During my second day in the hospital they allowed me to do a 24-hour on-call, which to be honest I could see the ICU Head Nurse and some of the ICU attendings thought was too soon. I was also a bit worried, but calmed myself by remembering that Penn gave me a 24-hour on-call on my very first day there, and somehow that went OK. In the end the call passed without a hitch, and the head nurse was even complementary at the end, so with luck I’ll get to do some more.
But to the question of how the war affected the type of clinical cases we see..
The most obvious way is the casualties directly related to the war: we have a soldier from an elite secret unit with a gun shot wound to the abdomen who had fairly complex abdominal surgery and procedures to fix his pancreas and intestines; a civilian who got shot in the jaw, and unusually got arterial vasospasm, suffering a stroke as a result (thankfully he’s recovering well from it); an elderly lady who was shot in the abdomen and also doing well; and a young man with a rifle bullet to his eye and chest (same bullet) who will also live.
But then there are the people with less direct injuries from the war. Like a gentleman with previous psychiatric history, who locked himself in the bathroom for several days, refusing to leave because he was afraid of the rockets raining down. Eventually he ended up with a severe life-threatening infection on the ICU, which in a sense wasn’t caused by enemy fire, but in another sense was.
In the third circle I’d include the people affected by how the war changes medical practice. So during my on-call I got a phone call from a colleague about a lady he wanted to refer to the ICU: a lady who had had a kidney stone blocking her urinary tract which then got infected. She had undergone a straightforward procedure to unblock the ureter in the OR, but now was becoming septic, had been re-intubated in the post-op recovery room, and had had an arterial line inserted, and he (or rather his attending) wanted her in the ICU. I went to assess her, and in the normal course of things I would have brought her to the ICU, especially as we had 4 free beds. However with the ongoing war and a risk of many casualties arriving at any moment, the calculus had changed. I had been instructed to be very careful about not filling beds unless we had no choice. So in the end I (and my attending) decided to manage her in the recovery room overnight, hoping that she would improve enough on antibiotics over a few hours to be extubated and sent to the floor, protecting our ICU beds. In her case this worked out OK, and the following day she was sent to the floor.
Another similar example is to do with C-sections: There is an operating room next to the labour suite, used for cesarean sections, especially in urgent/emergent cases where you can’t take the woman all the way to the main ORs.

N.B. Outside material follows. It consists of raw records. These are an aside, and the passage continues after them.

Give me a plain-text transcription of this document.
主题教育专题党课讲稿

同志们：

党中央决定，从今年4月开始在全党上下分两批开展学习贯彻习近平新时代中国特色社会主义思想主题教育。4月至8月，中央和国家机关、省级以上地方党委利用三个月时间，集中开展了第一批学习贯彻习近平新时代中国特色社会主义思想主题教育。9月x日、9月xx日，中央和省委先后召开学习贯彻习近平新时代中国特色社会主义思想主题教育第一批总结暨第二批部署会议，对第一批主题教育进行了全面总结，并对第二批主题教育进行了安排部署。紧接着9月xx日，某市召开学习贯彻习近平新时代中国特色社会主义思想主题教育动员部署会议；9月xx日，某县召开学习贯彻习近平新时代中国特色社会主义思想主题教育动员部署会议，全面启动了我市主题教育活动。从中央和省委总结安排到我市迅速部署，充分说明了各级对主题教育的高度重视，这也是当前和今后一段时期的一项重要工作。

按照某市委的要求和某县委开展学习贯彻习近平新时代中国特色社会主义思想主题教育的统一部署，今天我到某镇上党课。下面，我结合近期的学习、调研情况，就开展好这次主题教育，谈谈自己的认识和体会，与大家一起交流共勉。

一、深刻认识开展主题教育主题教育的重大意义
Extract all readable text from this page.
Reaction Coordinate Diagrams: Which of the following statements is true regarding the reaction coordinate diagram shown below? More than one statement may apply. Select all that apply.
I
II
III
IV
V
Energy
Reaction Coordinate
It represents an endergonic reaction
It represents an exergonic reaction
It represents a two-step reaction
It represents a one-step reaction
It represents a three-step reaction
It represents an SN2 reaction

However given the current security situation, the instruction came not to use that OR, and bring the women to the main ORs, irrespective of whether the C-section is urgent. I don’t know whether this is because we don’t want to lock up our staff far from the OR/ED/ER where they may be needed, or if the Labor Ward OR is outside the bomb shelter protection (I think it might be), and so the staff wouldn’t be safe. Either way, this is obviously less ideal for women delivering babies.
And on the topic of delivering babies and inconvenience, we now have very few deliveries at all in Barzilai. Most women have chosen, understandably, to drive further north to deliver further from the rockets. Whilst the labor wards in every Israeli hospital are in bomb-proof areas, I can completely understand that being a little further away is attractive, but that itself means being further from family, and has it’s own price.
Moving away from clinical matters, our list of visiting VIPs continues to grow. After my first day catching a glimpse of Avigdor Lieberman, on my second day the president of Israel, Itzhak Herzog visited the ICU, with all his security entourage. I hesitated, but after one of the residents got a selfie with him I overcame my shyness and asked if he’d agree to be photographed with me. Later on, Yuri Edelstein, former speaker of the Knesset and minister of health, visited the ICU. He was actually a familiar face as he’s a friend of my in-laws in Hertzilia, and we had a brief but warm chat before he had to run off with all the top brass. Then today we had a delegation of the leadership of the Koran Hayesod who came from abroad to show the support of world Jewry.
That support, and the support I’ve experienced myself has been absolutely fantastic. I’m very grateful to all the friends from all over the world, and colleagues at Penn, who have reached out with such kind messages. I also wanted to say a particular thank you to everyone back in the community in Bala Cynwyd (Philadelphia) who have been so supportive of Ayelet and the kids. I still am in awe at how she manages to look after them alone, with everything going on, but the way that everyone has come out to help, with food and childcare and company, has been fantastic. So thank you from the bottom of our hearts.